The Challenge: Card-Not-Present Fraud Growing—and Liability Shifting
One of the major differences between the first release of the 3-D Secure specification and the 2.0 version is that 3-D Secure 2.0 supports additional channels for card-not-present (CNP) transactions, including in-app and digital wallet payments. As we know, mobile transactions have grown dramatically over the last decade, and now account for nearly half of all CNP transactions. We’ve seen other channels expanding as well, such as smart devices and the growth of Internet of Things (IoT). As 3-D Secure 2.0 expands into these channels, it brings with it the ability for issuers to assess risk for their cardholders outside of traditional browser-based transactions, but also introduces more fraud liability.

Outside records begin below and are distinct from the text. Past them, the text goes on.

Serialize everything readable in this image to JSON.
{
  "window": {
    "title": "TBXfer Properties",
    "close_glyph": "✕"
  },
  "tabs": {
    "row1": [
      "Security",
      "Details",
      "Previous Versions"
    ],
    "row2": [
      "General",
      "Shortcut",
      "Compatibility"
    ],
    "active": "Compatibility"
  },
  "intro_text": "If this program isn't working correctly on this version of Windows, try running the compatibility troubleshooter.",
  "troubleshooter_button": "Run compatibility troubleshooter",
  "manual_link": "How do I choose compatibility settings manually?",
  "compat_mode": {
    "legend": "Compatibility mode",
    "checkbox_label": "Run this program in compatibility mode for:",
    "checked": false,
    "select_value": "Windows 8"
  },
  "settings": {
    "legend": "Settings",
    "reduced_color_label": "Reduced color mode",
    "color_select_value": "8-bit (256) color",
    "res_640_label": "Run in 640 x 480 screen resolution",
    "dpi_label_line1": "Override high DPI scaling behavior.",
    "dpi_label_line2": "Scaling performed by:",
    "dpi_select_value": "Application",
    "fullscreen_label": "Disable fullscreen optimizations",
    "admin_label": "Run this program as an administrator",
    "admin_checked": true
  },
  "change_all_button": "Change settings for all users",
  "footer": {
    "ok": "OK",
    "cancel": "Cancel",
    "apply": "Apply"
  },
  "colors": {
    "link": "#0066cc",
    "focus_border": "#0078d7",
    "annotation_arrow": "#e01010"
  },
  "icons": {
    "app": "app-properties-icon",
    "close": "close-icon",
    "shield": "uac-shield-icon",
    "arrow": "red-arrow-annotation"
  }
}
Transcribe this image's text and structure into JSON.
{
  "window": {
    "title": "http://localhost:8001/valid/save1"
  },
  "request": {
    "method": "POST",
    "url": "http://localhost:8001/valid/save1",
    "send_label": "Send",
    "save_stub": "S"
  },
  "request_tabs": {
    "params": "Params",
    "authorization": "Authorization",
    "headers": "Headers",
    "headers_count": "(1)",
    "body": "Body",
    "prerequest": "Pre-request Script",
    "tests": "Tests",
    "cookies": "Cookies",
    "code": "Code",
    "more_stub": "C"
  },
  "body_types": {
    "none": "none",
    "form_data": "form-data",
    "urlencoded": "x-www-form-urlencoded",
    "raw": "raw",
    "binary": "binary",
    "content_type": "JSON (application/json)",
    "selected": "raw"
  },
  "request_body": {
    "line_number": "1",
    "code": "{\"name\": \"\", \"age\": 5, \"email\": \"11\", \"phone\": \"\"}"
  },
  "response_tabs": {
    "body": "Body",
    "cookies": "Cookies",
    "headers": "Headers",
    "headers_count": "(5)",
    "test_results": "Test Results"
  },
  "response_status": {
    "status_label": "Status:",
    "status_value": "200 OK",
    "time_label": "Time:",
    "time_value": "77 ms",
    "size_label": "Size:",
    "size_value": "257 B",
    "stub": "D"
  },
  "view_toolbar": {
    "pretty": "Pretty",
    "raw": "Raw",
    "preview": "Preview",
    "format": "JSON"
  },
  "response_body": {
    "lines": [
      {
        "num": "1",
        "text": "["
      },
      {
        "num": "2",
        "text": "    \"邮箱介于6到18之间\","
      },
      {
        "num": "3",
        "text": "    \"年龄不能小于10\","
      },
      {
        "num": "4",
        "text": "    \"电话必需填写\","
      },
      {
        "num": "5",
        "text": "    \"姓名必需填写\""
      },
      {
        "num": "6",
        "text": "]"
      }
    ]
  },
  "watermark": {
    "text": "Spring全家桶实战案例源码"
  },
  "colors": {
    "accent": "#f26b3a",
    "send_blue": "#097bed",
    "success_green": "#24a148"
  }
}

An October 2018 report from the U.S. Federal Reserve Bank confirms that CNP fraud rates have been growing alongside these transactions; it specifically shows an increase of more than $1 billion over just one year, from $3.4 billion to nearly $4.6 billion. Until now, it’s been merchants rather than card issuers that have been liable for those losses. That changes with 3-D Secure 2.0, which adds liability for non-browser transaction fraud to issuers.
The Opportunity: Using Robust, Risk-Based Authentication for Fraud Prevention
Fortunately for issuers, the shift in liability for fraud in 3-D Secure 2.0 is accompanied by the ability to put more robust authentication in place to prevent fraud in the first place. 3-D Secure 2.0 specifically supports token-based and biometric authentication and removes static data elements (such as passwords), making it more difficult for fraudsters to compromise credentials. It also enables risk-based authentication (RBA) decisions, so that the decision to authenticate the cardholder can be made based on how much risk a transaction presents (based on policies set by the card issuer). Smart RBA means good consumers seldom need to be authenticated. The result is more robust fraud prevention for issuers and, at the same time, convenient, frictionless payments for consumers.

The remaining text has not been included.